There are a number of fundamental reasons why the housing market bubble burst a few years back. To me, it all starts with one basic truth- owning a home should not be a God given right for all Americans.
Thank you, President Obama. Late last week, his administration’s much anticipated report on redesigning the government’s role in housing finance was published. While the report largely takes aim at replacing dysfunctional lenders Fannie Mae and Freddie Mac, it also goes further into pushing homeownership beyond the reach of many American families. In my estimation, that is a very good thing. Our economic system should always have realistic checks and balances, or it breaks down. Mortgages are nothing more than loans. And loans should only be given to those who can show that there is an extremely good chance that they can be paid back.
Unlike his recent predecessors, this president just made a big statement through this report. He’s concluded that our country can no longer afford to sustain its commitment to minting homeowners, regardless of their financial status. The exact quote is, “the government must help to ensure that all Americans have access to quality housing that they can afford. This does not mean our goal is for all Americans to be homeowners.”
The report doesn’t offer any final measures. Instead, it provides three options that the administration could take. But, the bottom line is that this reform takes a bold step in reversing the policies over the last two decades which have allowed Americans with little to no income, very few assets and/or even bad credit, to purchase homes. This will happen because many federal programs that guarantee mortgages for lower-income families will be eliminated and even the Federal Housing Association (the largest government sponsor) will not be allowed to guarantee more than 15 percent of mortgages moving forward.
Of course, many dissenters exist. Some are angry and have actively spoken out against this bill. Representative Dennis Cardoza, a Democrat from Central Valley, CA says, “How is Joe Six Pack ever going to be able to afford a home now?” And, John Taylor, president of the National Community Reinvestment Coalition said, “For those who are working their way up the economic ladder, there is going to be a narrower opportunity for them to enter homeownership.”

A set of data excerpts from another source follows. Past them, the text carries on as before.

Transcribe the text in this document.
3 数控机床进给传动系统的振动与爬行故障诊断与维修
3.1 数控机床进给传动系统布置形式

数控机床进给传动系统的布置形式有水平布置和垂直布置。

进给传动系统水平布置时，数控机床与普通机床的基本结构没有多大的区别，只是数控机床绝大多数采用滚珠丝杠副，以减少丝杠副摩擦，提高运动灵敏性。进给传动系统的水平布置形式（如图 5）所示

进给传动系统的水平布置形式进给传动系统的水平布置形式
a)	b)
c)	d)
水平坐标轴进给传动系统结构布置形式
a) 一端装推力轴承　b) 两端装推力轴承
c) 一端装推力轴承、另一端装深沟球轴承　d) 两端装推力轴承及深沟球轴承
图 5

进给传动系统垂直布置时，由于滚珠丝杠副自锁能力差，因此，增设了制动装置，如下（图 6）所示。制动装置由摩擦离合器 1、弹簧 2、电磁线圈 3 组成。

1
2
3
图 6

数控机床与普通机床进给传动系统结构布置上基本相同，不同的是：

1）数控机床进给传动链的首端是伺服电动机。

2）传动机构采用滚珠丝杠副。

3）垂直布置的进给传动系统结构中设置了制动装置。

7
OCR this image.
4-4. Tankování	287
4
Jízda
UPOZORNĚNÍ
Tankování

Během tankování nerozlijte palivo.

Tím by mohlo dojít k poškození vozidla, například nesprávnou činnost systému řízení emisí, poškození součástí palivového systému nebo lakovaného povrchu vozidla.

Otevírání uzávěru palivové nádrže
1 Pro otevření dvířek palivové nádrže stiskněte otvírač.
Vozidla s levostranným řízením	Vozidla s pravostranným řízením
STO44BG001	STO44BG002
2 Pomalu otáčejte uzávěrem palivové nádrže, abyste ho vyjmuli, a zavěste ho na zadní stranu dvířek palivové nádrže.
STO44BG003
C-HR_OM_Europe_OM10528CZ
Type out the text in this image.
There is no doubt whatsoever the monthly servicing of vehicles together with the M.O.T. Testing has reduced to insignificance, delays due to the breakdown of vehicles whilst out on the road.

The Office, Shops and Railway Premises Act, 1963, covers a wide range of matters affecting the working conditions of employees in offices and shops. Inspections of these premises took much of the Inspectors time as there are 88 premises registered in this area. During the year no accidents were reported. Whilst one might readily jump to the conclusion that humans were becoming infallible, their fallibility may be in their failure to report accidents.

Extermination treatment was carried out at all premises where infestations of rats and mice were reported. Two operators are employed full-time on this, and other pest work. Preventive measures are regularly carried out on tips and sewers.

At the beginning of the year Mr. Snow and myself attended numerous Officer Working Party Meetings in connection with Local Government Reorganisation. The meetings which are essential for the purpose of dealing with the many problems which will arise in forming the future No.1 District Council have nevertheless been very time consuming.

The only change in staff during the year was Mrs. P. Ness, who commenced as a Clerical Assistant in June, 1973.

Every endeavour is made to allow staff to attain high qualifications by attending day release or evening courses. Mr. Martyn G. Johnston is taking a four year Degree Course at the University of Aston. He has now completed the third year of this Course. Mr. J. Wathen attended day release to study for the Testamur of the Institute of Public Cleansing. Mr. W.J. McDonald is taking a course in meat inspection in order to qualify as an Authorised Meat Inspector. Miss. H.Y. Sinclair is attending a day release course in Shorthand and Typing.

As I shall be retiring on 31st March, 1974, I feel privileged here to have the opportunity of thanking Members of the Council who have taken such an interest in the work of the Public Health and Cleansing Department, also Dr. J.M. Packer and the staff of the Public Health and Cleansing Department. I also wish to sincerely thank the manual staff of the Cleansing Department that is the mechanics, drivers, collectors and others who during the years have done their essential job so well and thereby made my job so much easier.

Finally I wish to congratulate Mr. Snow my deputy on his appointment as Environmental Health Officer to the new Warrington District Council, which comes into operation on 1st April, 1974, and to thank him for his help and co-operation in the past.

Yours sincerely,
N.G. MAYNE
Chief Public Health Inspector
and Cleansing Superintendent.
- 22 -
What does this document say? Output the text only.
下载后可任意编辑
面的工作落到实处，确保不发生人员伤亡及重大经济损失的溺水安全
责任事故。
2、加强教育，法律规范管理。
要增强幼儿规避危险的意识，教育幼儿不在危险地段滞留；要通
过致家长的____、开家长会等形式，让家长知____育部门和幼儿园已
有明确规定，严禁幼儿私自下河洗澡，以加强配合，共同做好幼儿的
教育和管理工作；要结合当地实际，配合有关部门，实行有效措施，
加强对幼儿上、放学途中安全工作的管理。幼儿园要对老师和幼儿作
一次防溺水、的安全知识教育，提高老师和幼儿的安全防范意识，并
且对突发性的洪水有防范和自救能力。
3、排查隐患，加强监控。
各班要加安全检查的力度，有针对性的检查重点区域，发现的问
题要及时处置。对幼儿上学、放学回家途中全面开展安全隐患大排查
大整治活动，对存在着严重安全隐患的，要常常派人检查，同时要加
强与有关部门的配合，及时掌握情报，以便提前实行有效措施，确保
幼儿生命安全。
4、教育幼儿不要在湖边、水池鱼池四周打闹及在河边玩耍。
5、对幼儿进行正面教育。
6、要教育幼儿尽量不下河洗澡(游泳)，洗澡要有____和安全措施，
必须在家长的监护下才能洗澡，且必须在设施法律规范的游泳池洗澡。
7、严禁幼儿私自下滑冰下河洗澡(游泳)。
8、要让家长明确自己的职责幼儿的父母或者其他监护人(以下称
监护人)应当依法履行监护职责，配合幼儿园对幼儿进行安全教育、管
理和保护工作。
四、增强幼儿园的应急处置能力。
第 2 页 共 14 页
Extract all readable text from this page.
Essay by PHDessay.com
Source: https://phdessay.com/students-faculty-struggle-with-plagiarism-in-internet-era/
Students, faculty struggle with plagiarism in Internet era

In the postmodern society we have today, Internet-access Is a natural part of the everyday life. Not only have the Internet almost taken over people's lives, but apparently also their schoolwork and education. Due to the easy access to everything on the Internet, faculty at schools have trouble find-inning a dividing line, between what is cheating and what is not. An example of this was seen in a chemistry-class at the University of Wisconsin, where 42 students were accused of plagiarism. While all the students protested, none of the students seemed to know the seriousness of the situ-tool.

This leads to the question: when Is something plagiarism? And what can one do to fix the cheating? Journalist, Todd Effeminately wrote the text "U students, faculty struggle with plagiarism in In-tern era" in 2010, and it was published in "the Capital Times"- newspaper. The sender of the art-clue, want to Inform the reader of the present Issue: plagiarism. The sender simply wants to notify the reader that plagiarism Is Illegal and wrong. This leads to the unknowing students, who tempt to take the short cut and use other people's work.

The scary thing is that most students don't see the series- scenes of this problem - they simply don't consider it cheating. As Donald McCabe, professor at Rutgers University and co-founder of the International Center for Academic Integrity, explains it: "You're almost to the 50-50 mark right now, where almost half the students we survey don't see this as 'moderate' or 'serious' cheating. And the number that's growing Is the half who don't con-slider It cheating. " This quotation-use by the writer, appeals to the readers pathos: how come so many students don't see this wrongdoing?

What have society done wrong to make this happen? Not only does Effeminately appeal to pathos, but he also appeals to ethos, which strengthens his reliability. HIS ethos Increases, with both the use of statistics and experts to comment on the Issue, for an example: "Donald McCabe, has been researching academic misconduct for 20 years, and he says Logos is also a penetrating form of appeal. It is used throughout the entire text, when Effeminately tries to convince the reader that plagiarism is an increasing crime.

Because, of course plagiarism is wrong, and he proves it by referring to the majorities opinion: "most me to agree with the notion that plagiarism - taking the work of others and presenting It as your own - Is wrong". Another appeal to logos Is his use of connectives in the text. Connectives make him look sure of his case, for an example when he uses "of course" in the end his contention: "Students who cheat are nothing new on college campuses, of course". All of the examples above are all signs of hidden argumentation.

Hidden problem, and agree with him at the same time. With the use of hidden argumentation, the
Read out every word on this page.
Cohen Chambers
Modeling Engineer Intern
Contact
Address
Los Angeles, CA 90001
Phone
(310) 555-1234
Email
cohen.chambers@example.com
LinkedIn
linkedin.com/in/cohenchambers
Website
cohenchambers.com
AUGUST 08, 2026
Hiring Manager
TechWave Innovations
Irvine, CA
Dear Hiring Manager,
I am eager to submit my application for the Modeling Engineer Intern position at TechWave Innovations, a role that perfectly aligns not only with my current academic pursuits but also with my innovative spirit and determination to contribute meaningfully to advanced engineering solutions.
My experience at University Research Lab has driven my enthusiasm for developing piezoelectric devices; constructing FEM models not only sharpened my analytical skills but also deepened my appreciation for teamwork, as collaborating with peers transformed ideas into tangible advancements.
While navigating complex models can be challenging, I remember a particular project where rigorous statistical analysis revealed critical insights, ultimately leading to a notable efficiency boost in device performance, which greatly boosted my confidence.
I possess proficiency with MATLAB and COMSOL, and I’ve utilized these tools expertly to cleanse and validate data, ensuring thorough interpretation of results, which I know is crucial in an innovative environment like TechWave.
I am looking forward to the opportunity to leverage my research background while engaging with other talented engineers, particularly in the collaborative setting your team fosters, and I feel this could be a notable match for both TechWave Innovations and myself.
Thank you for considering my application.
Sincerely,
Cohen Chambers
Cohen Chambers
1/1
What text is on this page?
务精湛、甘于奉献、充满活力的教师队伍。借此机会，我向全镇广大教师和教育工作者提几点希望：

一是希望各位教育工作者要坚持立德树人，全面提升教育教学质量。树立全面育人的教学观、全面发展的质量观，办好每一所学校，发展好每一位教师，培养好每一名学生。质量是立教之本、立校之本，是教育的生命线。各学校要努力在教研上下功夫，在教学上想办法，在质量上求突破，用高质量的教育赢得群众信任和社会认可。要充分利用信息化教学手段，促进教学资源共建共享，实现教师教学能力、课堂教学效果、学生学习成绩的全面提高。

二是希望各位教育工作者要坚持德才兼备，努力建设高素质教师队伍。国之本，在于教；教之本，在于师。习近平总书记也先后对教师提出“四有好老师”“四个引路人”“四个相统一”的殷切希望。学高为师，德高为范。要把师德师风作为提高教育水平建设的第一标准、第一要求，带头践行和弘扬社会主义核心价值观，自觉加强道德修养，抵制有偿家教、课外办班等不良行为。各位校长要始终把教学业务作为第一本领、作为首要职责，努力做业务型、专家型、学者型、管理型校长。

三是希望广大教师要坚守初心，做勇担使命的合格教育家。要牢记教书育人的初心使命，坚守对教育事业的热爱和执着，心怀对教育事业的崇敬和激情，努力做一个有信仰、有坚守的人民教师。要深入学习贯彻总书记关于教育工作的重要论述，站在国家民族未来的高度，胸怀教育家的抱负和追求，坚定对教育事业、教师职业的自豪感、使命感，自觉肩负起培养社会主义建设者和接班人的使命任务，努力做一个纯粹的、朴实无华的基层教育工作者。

To me, this debate is pretty simple. But, like most politicized issues, creative minds have designed a multi-decade old fictitious storyline to make consumers believe that they can only be living the American Dream if they indeed own a home. This fantasy looks like a beautiful Norman Rockwell painting that they’ve carefully air brushed for us- three kids, a dog, two cars and the nice split family ranch with a patio. The problem is that Joe Six Pack (as Mr. Cardoza refers to) might actually be better off renting in the long run, than living this reality. But, he has been led to believe that anything less than owning a home is failure.
Ironically, we all now know that one’s house should not be viewed as a primary investment that always increases year after year. That combined with school and town taxes (which only continue to rise) and steady costs associated with keeping one’s house/ property in good shape, might weigh heavily on Joe’s wallet forcing him to make tough decisions. Instead, that same month to month investment could be saved to put his kids through college. Or maybe, Joe could just take more vacations, buy things he cares about and save a little more for retirement. All of those benefits would probably allow Joe to live life at a higher standard and experience the “American Dream” just as he had always hoped to. And of course, he’ll never have to worry about that nasty word ‘foreclosure,’ again.